Sunday, 22 November, 2020

NEWSLETTERS Q4 2020

Jamie Ounan

We believe that the best solutions are yet to be discovered and the best outcomes yet to be delivered. That is why we prepare organisations for change and help them implement it. We do this through an intimate understanding of their business, a relentless focus on delivery, the use of techniques that challenge the status quo and bridge traditional disciplines. We provide a range of services to public and private organisations including project and programme management, property consultancy, change management and strategy development and strategic advice. Contact us to discuss a project.

Sunday, 22 November, 2021

Diversity, Determination, and Decarbonisation

 

WHAT WE’RE SEEING AND WHAT WE’VE BEEN UP TO

Thank you very much to my team who recently lead the Sunday Edit takeover.  They are part of the generation mentioned by former President Obama in the recent BBC interview who cannot fathom or tolerate negative judgements or loss of opportunity based on external factors like the colour of your skin, gender, or your background. They teach and inspire us in lockdown and beyond.

 

More is to be done, so on the subject of learning, Inner Circle’s training programme now encompasses specific elements for the women in our business. We are pleased to have the Olympian and Around the World Sailor, Annie Lush on our team as coach and training partner – her stories and training techniques are mind blowing. Our L&D schemes are all open to clients as part of our partnering proposition, so please get in touch if you wish to join.

 

We’ve been taking more inspiration from James Lawrence who started off running around the block in his 40s, and has since achieved 50 ironman in 50 states in 50 days. Growing up with little means, he took inspiration from his family’s experience in an economic crash. His case is extreme, but the everyday heroes showing grit, determination, and persistence in seeing something through or helping others can help all of us hold our nerve, maintain our decorum, and keep on delivering the locally-led economic recovery. It is sometimes seen as unhelpful to be optimistic when the effects of the pandemic are felt so hard by so many, but we believe that we can best serve the public sector by focusing on how better things can come from this pandemic.

 

 

 

WHAT WE’RE LEARNNG AND WATCHING

To that end, the government has put a renewed focus on decarbonisation. The Prime Minster has effectively announced the end of the internal combustion engine. Who knows whether this move is to align with the President-elect or as a result of an epiphany to the effects of climate change or as a politically advantageous moment where job creation, economic policy and public opinion convenient align. Whatever the reason, let’s press on.

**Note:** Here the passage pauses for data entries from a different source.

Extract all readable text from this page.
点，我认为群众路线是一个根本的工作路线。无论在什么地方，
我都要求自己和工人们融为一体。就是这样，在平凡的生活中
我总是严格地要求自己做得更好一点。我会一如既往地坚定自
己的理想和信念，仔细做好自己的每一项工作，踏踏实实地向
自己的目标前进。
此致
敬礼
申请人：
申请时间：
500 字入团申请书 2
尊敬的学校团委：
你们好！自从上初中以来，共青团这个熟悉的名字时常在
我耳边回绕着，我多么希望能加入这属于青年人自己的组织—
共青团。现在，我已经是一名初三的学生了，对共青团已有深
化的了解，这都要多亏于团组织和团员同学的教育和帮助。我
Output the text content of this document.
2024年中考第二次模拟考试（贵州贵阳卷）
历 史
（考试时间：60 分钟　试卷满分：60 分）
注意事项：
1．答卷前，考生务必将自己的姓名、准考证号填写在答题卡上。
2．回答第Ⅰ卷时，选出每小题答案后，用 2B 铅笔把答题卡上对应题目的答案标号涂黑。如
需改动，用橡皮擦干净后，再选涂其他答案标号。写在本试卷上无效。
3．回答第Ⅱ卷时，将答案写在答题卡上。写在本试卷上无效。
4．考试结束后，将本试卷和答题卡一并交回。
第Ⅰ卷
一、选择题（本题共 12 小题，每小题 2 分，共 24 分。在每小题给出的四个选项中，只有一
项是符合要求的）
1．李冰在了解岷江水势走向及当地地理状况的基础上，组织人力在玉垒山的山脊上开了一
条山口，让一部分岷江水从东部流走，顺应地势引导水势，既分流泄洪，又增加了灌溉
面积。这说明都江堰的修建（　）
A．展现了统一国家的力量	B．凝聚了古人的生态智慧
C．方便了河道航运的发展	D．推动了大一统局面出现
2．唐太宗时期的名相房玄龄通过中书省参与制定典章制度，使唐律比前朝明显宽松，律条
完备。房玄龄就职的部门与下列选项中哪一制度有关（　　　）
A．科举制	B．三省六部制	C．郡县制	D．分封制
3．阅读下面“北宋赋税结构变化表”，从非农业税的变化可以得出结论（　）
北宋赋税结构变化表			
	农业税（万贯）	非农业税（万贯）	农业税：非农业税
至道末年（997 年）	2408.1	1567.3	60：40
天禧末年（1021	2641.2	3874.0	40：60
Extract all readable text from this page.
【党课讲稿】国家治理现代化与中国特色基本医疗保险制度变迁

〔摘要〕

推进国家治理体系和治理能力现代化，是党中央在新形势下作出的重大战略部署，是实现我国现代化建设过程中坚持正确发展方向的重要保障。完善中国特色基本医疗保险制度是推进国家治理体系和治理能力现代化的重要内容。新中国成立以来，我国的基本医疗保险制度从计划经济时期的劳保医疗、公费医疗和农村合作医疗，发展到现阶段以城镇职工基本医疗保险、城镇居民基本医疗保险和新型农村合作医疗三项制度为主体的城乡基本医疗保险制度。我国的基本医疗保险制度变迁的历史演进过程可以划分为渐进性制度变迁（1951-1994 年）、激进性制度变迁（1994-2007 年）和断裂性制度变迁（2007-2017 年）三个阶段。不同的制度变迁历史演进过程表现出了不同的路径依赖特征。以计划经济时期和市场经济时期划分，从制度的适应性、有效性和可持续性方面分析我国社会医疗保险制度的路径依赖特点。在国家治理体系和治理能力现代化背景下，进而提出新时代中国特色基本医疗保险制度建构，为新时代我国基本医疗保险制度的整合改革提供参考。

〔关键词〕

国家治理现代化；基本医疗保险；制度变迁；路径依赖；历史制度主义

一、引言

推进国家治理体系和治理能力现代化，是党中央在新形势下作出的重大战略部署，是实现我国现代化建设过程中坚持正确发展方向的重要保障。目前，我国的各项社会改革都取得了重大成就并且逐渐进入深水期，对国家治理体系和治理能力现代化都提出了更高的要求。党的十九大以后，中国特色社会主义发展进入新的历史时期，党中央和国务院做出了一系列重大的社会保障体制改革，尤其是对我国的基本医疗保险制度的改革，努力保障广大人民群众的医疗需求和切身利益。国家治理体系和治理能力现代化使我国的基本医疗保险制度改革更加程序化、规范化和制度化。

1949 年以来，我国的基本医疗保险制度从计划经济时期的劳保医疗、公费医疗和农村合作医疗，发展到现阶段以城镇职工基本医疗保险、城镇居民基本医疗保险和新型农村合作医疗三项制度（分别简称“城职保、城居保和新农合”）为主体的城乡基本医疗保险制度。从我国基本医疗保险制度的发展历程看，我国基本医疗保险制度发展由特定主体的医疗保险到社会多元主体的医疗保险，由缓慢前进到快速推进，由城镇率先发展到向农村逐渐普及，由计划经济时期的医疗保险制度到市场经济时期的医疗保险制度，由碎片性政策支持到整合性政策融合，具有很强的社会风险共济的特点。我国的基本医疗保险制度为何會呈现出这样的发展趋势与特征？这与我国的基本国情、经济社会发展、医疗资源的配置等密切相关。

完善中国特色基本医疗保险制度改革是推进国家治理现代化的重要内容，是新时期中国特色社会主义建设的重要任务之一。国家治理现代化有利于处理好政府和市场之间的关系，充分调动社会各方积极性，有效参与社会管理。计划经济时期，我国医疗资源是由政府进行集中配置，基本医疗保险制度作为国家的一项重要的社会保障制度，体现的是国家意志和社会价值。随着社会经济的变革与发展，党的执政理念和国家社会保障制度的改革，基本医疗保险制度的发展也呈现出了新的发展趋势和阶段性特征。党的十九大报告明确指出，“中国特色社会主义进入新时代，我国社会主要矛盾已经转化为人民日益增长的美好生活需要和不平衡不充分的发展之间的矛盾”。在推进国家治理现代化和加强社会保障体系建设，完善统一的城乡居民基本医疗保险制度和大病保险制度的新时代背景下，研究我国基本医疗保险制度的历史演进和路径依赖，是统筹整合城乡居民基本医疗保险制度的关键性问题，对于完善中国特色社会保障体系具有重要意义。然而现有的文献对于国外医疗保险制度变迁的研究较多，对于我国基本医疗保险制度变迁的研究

  • We keenly await to hear more the Chancellor’s Green Investment Fund tomorrow.
  • Transport Secretary Grant Shapps announced a further £175m of funding for walking and cycling schemes in England. The funds can be used to deliver ‘School Streets’, Low Traffic Neighbourhoods, cycle lanes and improvements for pedestrians.
  • It was London Climate Action Week this past week and the team put on a great programme of events with much material coming out of the sessions.
  • The Inner Circle Team has been helping Birmingham City Council with their Route to Zero road mapping which will be launched in the new year.
  • Having helped Islington’s Bunhill heat recycling scheme to launch in award winning style we are now appointed to help others including Pydar in Cornwall. Find out more about the team’s work right here.

 

Back to where we began. Universal and comprehensive education on the topic of climate change is essential and there are plenty of books. We’ve been reading What We Need to Do Now for a Zero Carbon Future by Chris Goodhall and Mark Jaccard’s brilliant The Citizen’s Guide to Climate Success, which is available as a free e-book here.

 

WHAT’S GOING ON

Joanna Averley, MHCLG’s Chief Planner, confirmed that the Ministry had received in excess of 10,000 responses to the White Paper consultation and that it would take at least two years to implement changes, given that primary legislation that would be required. Given that scale of response, it will take some months before we see the next layer of detail emerge. With this uncertainty (and recent government resignations) our advice to our local authority partners is to crack on.

 

Ealing Council has approved of a 50-year, £390m business plan, supported by £99m secured from the GLA in 2018, for its housing development company Broadway Living. Ealing hopes the plans will deliver at least 1,300 affordable homes over the next six years and the business plan outlines how schemes will pay for themselves over the course of the next 50 years.

The Mayor of London has published details of the City Hall’s draft budget for 2021/22, underlining that it will have less money to work with – £38m less, to be exact, from £640m the previous year down to £602m. This has enormous implications for large infrastructure programmes, including cancelation of the Bakerloo Line extension, a vital line for South London. However, it’s not that London has had too much infrastructure investment, but rather other areas have has too little. Let’s keep mass transit projects on the table alongside clear plans for Birmingham, Cornwall, Bristol and elsewhere as part of the next wave of green investment announcements.

 

In the light of Croydon Council’s bankruptcy announcement, our next edition will be dedicated to Local Government finance.

 

In the meantime, stay safe and keep other safe too.